What a dismal start to the year: bankruptcies, unemployment, rising prices, a war in Palestine and "Celebrity Big Brother". Also, my workshops still haven't been finished. It is not all bad, however...
BAD THINGS!
Finance: it is really exceptionally annoying that I have spent the last 10 years NOT over-stretching myself, saving my money and working hard to have it all blown by the government on baling out those who squandered it all away, something we are all going to have to pay for from taxes for the next fifty years. AND savings are only getting 0.2% return (I was reading yesterday that it is possible that savings might attract negative interest, in other words, paying the bank for holding your money. It has happened before, though not in the UK.)
War: a bunch of idiots. The vast majority of people in Palestine and Israel do not want fighting, wars or death.

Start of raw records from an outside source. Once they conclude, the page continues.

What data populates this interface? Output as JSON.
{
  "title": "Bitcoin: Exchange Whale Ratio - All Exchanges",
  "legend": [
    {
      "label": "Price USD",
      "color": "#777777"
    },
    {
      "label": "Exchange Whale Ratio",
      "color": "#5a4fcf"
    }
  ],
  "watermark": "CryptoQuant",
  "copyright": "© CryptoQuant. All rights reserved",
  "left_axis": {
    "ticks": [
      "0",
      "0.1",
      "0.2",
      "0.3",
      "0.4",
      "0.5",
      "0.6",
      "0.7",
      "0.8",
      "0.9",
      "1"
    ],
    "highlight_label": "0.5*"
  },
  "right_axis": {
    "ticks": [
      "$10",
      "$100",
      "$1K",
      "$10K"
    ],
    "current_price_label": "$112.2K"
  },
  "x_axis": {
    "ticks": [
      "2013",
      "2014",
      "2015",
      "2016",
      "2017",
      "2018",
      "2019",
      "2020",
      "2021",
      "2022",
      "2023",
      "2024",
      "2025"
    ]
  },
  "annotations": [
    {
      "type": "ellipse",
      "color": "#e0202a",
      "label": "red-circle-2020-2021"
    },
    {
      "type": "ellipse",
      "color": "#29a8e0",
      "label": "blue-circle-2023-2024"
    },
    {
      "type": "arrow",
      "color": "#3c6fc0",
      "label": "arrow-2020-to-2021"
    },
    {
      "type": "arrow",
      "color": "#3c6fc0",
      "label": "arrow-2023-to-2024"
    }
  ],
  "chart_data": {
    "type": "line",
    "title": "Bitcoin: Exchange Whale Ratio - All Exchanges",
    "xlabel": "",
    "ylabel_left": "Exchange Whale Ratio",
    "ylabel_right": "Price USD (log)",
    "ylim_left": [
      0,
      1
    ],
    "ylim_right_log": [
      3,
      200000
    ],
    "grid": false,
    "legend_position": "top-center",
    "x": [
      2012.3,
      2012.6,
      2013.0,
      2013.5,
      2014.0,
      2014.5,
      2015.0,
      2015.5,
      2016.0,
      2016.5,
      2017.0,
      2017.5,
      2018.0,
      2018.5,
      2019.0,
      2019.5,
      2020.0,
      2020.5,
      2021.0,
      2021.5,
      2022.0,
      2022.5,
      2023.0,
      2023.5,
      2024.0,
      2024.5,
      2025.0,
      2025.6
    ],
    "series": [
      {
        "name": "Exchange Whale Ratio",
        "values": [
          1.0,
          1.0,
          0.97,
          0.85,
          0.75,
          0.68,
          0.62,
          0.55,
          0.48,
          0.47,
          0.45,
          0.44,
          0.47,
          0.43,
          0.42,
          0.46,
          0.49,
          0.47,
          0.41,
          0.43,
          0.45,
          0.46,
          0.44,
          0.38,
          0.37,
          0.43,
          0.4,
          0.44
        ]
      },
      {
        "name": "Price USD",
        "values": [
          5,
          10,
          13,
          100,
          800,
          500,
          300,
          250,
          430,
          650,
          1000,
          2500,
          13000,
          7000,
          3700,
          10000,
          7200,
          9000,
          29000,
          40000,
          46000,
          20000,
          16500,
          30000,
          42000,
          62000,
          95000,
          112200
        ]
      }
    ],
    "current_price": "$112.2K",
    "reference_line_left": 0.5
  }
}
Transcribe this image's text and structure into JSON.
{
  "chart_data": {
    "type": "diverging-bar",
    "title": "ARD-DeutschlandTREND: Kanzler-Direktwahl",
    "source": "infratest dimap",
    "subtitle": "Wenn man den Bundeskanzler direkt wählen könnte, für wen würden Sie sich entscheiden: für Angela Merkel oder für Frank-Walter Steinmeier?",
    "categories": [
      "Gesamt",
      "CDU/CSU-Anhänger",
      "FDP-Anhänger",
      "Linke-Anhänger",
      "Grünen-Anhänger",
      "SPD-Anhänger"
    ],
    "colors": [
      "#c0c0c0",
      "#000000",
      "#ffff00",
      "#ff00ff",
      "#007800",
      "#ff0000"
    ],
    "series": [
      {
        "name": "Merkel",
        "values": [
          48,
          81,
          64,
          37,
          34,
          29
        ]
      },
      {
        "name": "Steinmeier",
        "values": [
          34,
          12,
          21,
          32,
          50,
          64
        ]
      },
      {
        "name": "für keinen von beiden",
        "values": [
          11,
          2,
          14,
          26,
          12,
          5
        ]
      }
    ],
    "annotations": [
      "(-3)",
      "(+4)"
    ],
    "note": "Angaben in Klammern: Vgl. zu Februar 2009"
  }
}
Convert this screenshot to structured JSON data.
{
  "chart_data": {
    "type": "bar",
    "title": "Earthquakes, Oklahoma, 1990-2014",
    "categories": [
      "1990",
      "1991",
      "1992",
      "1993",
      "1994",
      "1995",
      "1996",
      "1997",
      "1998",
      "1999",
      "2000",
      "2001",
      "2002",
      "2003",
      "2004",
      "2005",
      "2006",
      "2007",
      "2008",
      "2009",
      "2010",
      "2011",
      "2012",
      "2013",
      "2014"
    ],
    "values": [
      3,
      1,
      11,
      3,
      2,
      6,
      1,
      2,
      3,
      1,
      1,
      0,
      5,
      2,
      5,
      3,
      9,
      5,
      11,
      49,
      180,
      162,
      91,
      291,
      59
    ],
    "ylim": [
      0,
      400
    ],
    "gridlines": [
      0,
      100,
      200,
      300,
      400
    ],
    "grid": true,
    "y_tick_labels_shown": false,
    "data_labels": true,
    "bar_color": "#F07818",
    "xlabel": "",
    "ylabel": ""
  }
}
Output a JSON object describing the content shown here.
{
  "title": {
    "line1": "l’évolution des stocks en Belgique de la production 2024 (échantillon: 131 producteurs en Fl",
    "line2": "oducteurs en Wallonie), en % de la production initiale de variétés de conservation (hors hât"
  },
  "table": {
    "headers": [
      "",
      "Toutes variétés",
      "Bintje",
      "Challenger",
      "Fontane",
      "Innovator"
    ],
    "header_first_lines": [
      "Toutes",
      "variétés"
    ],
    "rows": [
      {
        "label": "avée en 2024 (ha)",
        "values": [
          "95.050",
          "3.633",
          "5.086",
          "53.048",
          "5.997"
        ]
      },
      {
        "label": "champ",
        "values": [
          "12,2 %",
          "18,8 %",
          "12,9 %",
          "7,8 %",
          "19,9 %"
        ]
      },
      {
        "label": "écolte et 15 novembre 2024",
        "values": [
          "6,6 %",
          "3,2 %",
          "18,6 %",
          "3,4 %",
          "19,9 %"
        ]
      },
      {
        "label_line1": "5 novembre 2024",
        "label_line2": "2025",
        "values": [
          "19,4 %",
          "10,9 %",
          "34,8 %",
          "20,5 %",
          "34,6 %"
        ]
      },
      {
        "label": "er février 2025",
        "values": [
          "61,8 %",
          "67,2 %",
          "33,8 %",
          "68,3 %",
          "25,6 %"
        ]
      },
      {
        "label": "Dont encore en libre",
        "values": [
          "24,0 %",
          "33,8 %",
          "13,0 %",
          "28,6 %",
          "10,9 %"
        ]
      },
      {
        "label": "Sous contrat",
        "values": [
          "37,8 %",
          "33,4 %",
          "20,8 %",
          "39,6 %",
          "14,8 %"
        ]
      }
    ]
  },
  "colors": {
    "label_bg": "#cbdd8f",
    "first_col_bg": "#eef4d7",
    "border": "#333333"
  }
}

Typically, it is dogmatic religion - and not a little "blood and soil" nationalism - which, once more, leads to destruction. The Palestinians and Israelis are the same flesh and blood with more in common than separates them. Their leaders should grow up, ditch their outmoded beliefs and realise that things are not going to change unless they do.
Celebrity Big Brother: it is not "news", it is "entertainment" (supposedly). It should not be reported on in newspapers, on the radio and on television as such. Self-serving, self-obsessed buffoons full of their own self-importance, unable to accept that their "careers" are over do NOT deserve reporting in the same manner as actual matters of life-and-death.
Workshops: Not working. After 5 working weeks (seven if you count the holiday). The plus side of that is that I've been forced to work with the Oxy-Hydrogen microwelder and the micro-TIG welder, which has been interesting.
GOOD THINGS!A package which was posted to me in early October finally arrived after having been given up as lost. It was from my colleague, Dee, in the US and had some little tiny bird-skulls made from polymer clay:
She very kindly also enclosed an incredible piece of polymer clay which immediately made me want to make something with it:
Inspired by my vague memories of Dante's "Purgatorio".
In addition, I was part of an online "Secret Santa" swap for contemporary makers. I made this piece for Alisa Miller in the US:
Which generated this
blog post from Alisa!
I got a Sony Reader at Christmas. It's great. An e-book reader with a display which looks like a proper book: no backlight, so - unlike a laptop - it is possible to read it for prolonged periods, as one might a paper-based book. I've downloaded loads of my favourite Victorian literature for it: mostly Wilkie Collins and Jules Verne. There is something very pleasing about using an electronic book to read that master of future-fiction, Jules Verne!